Furthermore, the Court clarified that the defendant did not utilize any part of the film in which the Plaintiff holds the copyright. Only the screenplay and still photographs from the film, which are considered "underlying works," were used. These underlying works do not fall under the ownership of the producer. Therefore, the copyright in a cinematographic film does not automatically extend to the copyright in the underlying works, even if they constitute a substantial part of the film. The right to novelize the underlying work within a cinematographic film is determined as a separate right, independent of the copyright held in the cinematographic film itself.
The Court also provided clarification on the interpretation of Section 3 of the Copyright (Amendment) Act, 1992. Plaintiff argued that the increased copyright validity from fifty to sixty years, as per Section 2 of the Amendment Act, would not apply because the Amendment Act came into effect after the film's release.

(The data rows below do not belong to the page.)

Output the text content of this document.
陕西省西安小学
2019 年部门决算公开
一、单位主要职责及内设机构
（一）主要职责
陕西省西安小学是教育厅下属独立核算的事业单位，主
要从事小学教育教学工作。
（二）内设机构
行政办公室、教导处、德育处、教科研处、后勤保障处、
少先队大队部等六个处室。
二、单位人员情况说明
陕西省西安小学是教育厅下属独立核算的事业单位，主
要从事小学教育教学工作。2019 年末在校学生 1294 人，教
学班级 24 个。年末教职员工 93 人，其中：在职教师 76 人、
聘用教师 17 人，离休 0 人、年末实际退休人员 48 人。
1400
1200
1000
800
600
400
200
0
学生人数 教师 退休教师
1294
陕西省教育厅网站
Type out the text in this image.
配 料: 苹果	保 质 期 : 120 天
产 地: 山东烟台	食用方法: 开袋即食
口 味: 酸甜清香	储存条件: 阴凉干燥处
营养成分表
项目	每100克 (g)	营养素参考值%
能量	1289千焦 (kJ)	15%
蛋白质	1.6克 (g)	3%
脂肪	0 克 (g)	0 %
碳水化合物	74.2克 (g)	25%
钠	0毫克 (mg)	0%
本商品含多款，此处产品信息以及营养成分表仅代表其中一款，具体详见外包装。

However, the Court dismissed this argument and explained that Section 3 should be understood to mean that if the copyright in a work did not expire before the Amendment Act came into effect, it would still be valid, and the copyright holder could benefit from the Amendment Act. Since the Plaintiff's copyright was still in effect before the Amendment Act, they could avail the benefits of the increased copyright duration.
The Court distinguished the case of Indian Performing Rights Society v. Eastern Indian Motion Pictures (IPRS case) from the present context. In the IPRS case, the issue was whether the composer of a musical work could prevent the producer from publicly screening the film that featured their music. The Court clarified that the producer had the exclusive right to reproduce the film under Section 14(c), but the composer's economic exploitation of the musical piece was still protected.

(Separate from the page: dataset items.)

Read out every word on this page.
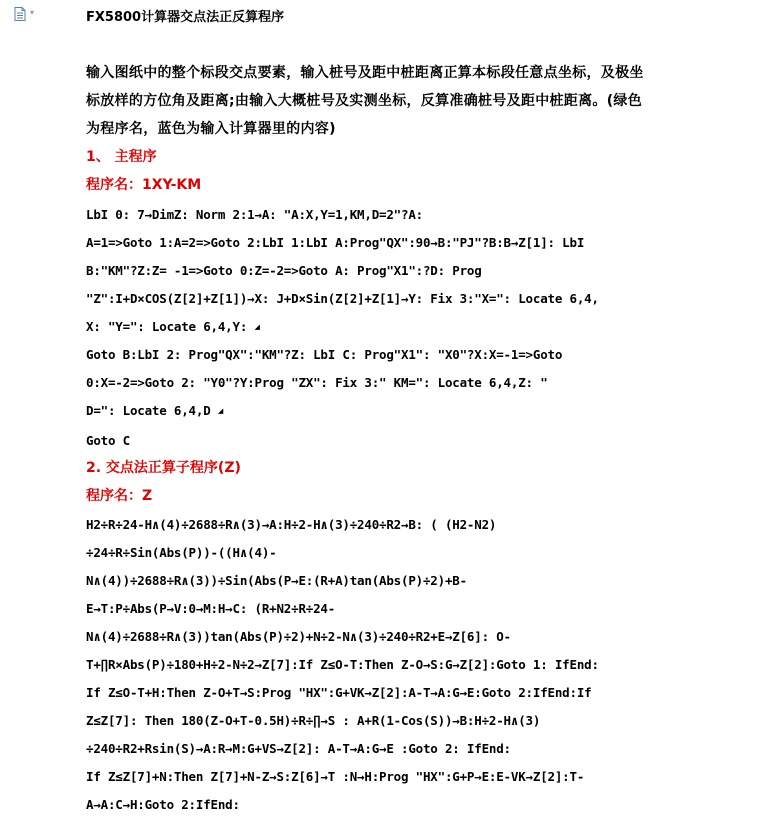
▾	FX5800计算器交点法正反算程序
输入图纸中的整个标段交点要素，输入桩号及距中桩距离正算本标段任意点坐标，及极坐
标放样的方位角及距离;由输入大概桩号及实测坐标，反算准确桩号及距中桩距离。(绿色
为程序名，蓝色为输入计算器里的内容)
1、 主程序
程序名：1XY-KM
LbI 0: 7→DimZ: Norm 2:1→A: "A:X,Y=1,KM,D=2"?A:
A=1=>Goto 1:A=2=>Goto 2:LbI 1:LbI A:Prog"QX":90→B:"PJ"?B:B→Z[1]: LbI
B:"KM"?Z:Z= -1=>Goto 0:Z=-2=>Goto A: Prog"X1":?D: Prog
"Z":I+D×COS(Z[2]+Z[1])→X: J+D×Sin(Z[2]+Z[1]→Y: Fix 3:"X=": Locate 6,4,
X: "Y=": Locate 6,4,Y: ◢
Goto B:LbI 2: Prog"QX":"KM"?Z: LbI C: Prog"X1": "X0"?X:X=-1=>Goto
0:X=-2=>Goto 2: "Y0"?Y:Prog "ZX": Fix 3:" KM=": Locate 6,4,Z: "
D=": Locate 6,4,D ◢
Goto C
2. 交点法正算子程序(Z)
程序名：Z
H2÷R÷24-H∧(4)÷2688÷R∧(3)→A:H÷2-H∧(3)÷240÷R2→B: ( (H2-N2)
÷24÷R÷Sin(Abs(P))-((H∧(4)-
N∧(4))÷2688÷R∧(3))÷Sin(Abs(P→E:(R+A)tan(Abs(P)÷2)+B-
E→T:P÷Abs(P→V:0→M:H→C: (R+N2÷R÷24-
N∧(4)÷2688÷R∧(3))tan(Abs(P)÷2)+N÷2-N∧(3)÷240÷R2+E→Z[6]: O-
T+∏R×Abs(P)÷180+H÷2-N÷2→Z[7]:If Z≤O-T:Then Z-O→S:G→Z[2]:Goto 1: IfEnd:
If Z≤O-T+H:Then Z-O+T→S:Prog "HX":G+VK→Z[2]:A-T→A:G→E:Goto 2:IfEnd:If
Z≤Z[7]: Then 180(Z-O+T-0.5H)÷R÷∏→S : A+R(1-Cos(S))→B:H÷2-H∧(3)
÷240÷R2+Rsin(S)→A:R→M:G+VS→Z[2]: A-T→A:G→E :Goto 2: IfEnd:
If Z≤Z[7]+N:Then Z[7]+N-Z→S:Z[6]→T :N→H:Prog "HX":G+P→E:E-VK→Z[2]:T-
A→A:C→H:Goto 2:IfEnd:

The Court emphasized that the IPRS case dealt with the rights of the producer regarding the film's soundtrack, which is a separate category of underlying works from the screenplay. This highlights the need to treat each underlying work distinctly, as they are not the same. Defendant's use of only the screenplay and still photographs, which are considered underlying works, further supports this distinction.

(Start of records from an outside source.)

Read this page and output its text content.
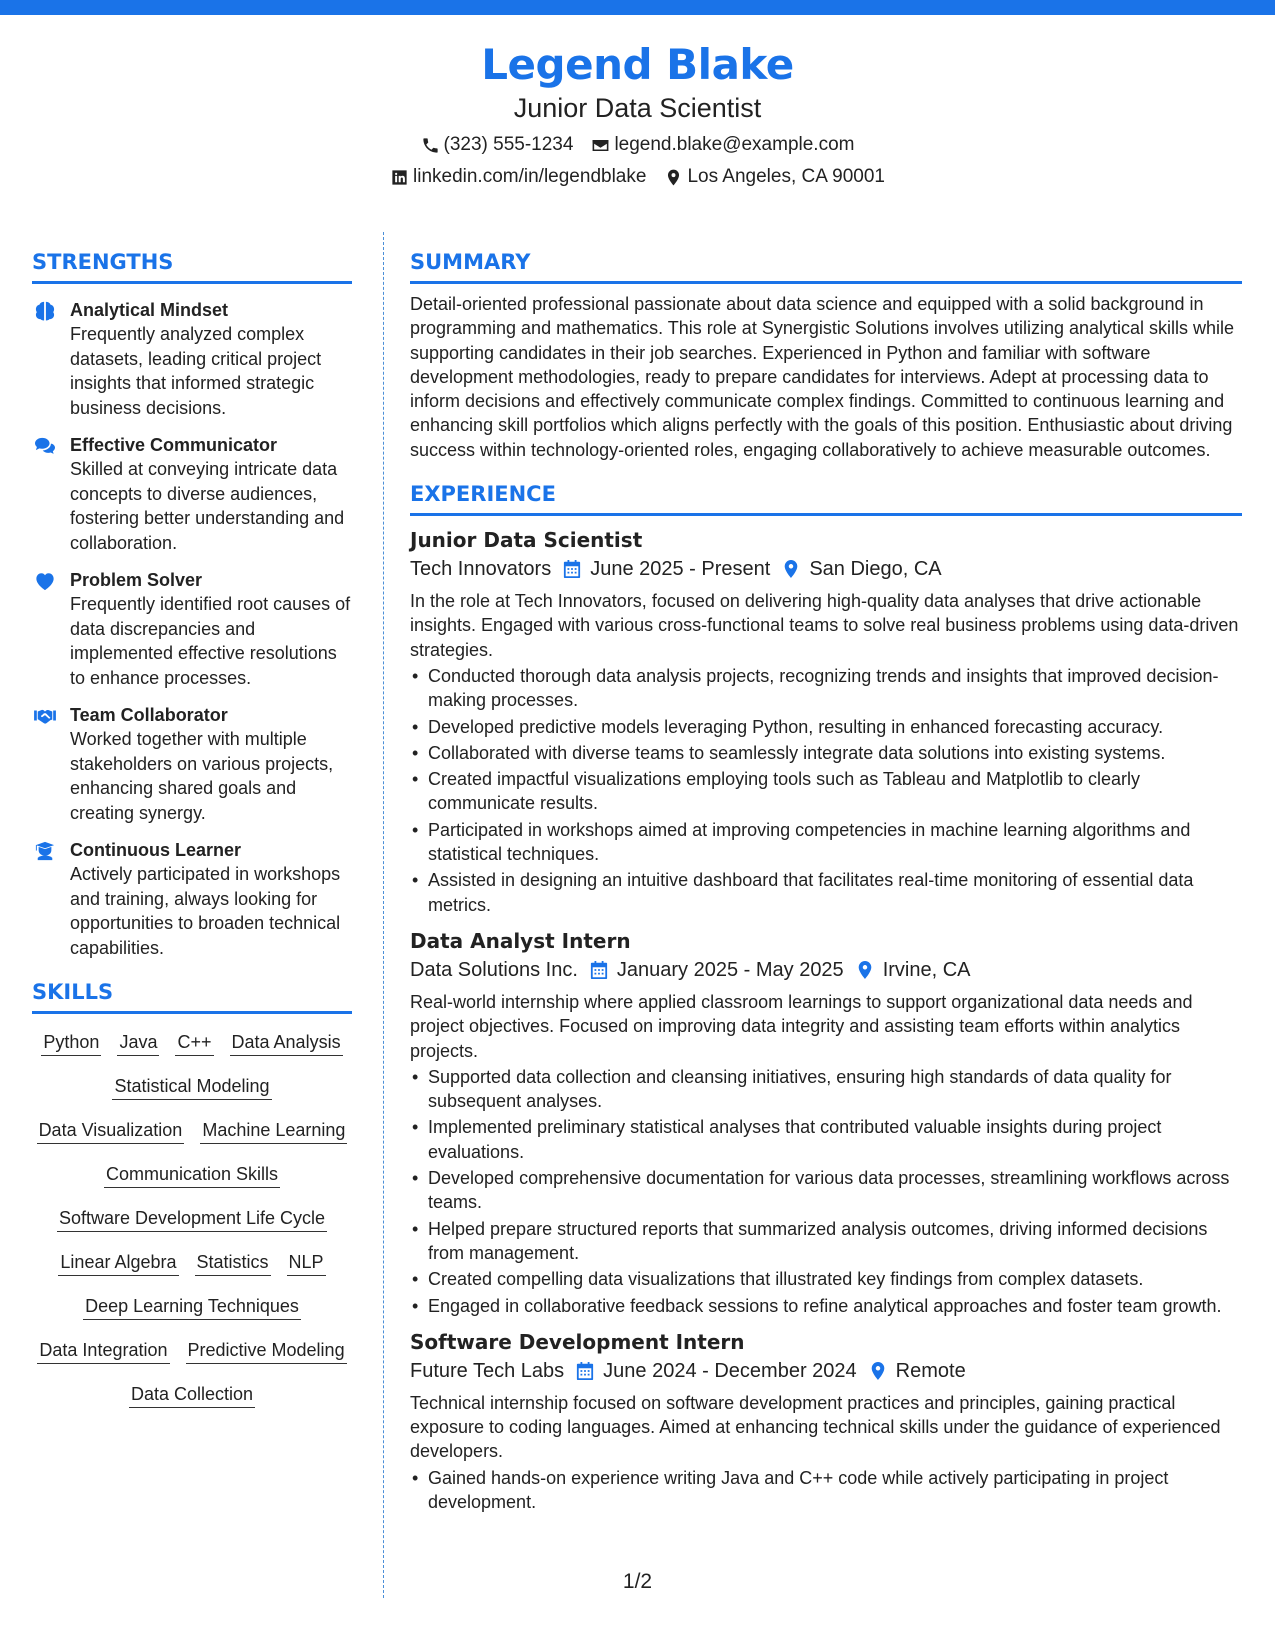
Legend Blake
Junior Data Scientist
(323) 555-1234 legend.blake@example.com
linkedin.com/in/legendblake Los Angeles, CA 90001
STRENGTHS
Analytical Mindset
Frequently analyzed complex datasets, leading critical project insights that informed strategic business decisions.
Effective Communicator
Skilled at conveying intricate data concepts to diverse audiences, fostering better understanding and collaboration.
Problem Solver
Frequently identified root causes of data discrepancies and implemented effective resolutions to enhance processes.
Team Collaborator
Worked together with multiple stakeholders on various projects, enhancing shared goals and creating synergy.
Continuous Learner
Actively participated in workshops and training, always looking for opportunities to broaden technical capabilities.
SKILLS
Python Java C++ Data Analysis
Statistical Modeling
Data Visualization Machine Learning
Communication Skills
Software Development Life Cycle
Linear Algebra Statistics NLP
Deep Learning Techniques
Data Integration Predictive Modeling
Data Collection
SUMMARY

Detail-oriented professional passionate about data science and equipped with a solid background in programming and mathematics. This role at Synergistic Solutions involves utilizing analytical skills while supporting candidates in their job searches. Experienced in Python and familiar with software development methodologies, ready to prepare candidates for interviews. Adept at processing data to inform decisions and effectively communicate complex findings. Committed to continuous learning and enhancing skill portfolios which aligns perfectly with the goals of this position. Enthusiastic about driving success within technology-oriented roles, engaging collaboratively to achieve measurable outcomes.

EXPERIENCE
Junior Data Scientist
Tech Innovators June 2025 - Present San Diego, CA

In the role at Tech Innovators, focused on delivering high-quality data analyses that drive actionable insights. Engaged with various cross-functional teams to solve real business problems using data-driven strategies.

• Conducted thorough data analysis projects, recognizing trends and insights that improved decision-making processes.
• Developed predictive models leveraging Python, resulting in enhanced forecasting accuracy.
• Collaborated with diverse teams to seamlessly integrate data solutions into existing systems.
• Created impactful visualizations employing tools such as Tableau and Matplotlib to clearly communicate results.
• Participated in workshops aimed at improving competencies in machine learning algorithms and statistical techniques.
• Assisted in designing an intuitive dashboard that facilitates real-time monitoring of essential data metrics.
Data Analyst Intern
Data Solutions Inc. January 2025 - May 2025 Irvine, CA

Real-world internship where applied classroom learnings to support organizational data needs and project objectives. Focused on improving data integrity and assisting team efforts within analytics projects.

• Supported data collection and cleansing initiatives, ensuring high standards of data quality for subsequent analyses.
• Implemented preliminary statistical analyses that contributed valuable insights during project evaluations.
• Developed comprehensive documentation for various data processes, streamlining workflows across teams.
• Helped prepare structured reports that summarized analysis outcomes, driving informed decisions from management.
• Created compelling data visualizations that illustrated key findings from complex datasets.
• Engaged in collaborative feedback sessions to refine analytical approaches and foster team growth.
Software Development Intern
Future Tech Labs June 2024 - December 2024 Remote

Technical internship focused on software development practices and principles, gaining practical exposure to coding languages. Aimed at enhancing technical skills under the guidance of experienced developers.

• Gained hands-on experience writing Java and C++ code while actively participating in project development.
1/2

This case establishes that the screenplay and scriptwriters hold individual copyrights in their respective works, separate from the film itself. The Court recognized Satyajit Ray as the initial copyright owner of the film's screenplay, and upon his passing, this right was passed on to his son, Sandip Ray, and the SPSRA. In terms of the novelization, the court clarified that it involves reproducing the screenplay, but it does not qualify as adaptation unless the screenplay is condensed or transformed into a dramatic work.
Consequently, the authority to permit novelization does not rest with the producer but remains with the copyright owner. This decision is significant in distinguishing the underlying works and adds to the recent victory for composers and lyricists in the broadcast of sound recordings as ruled by the Bombay High Court.
 The Copyright (Amendment) Act of 1992, S.3 <https://iprlawindia.org/wp-content/uploads/2020/10/Copyright-Amendment-Act-1992.pdf> as accessed on 11th of June 2023.
 The Copyright (Amendment) Act of 1992, S.2 <https://iprlawindia.org/wp-content/uploads/2020/10/Copyright-Amendment-Act-1992.pdf> as accessed on 11th of June 2023.
Eastern India Motion Pictures v. Performing Right Society Ltd., 1978 SCC OnLine Cal 121.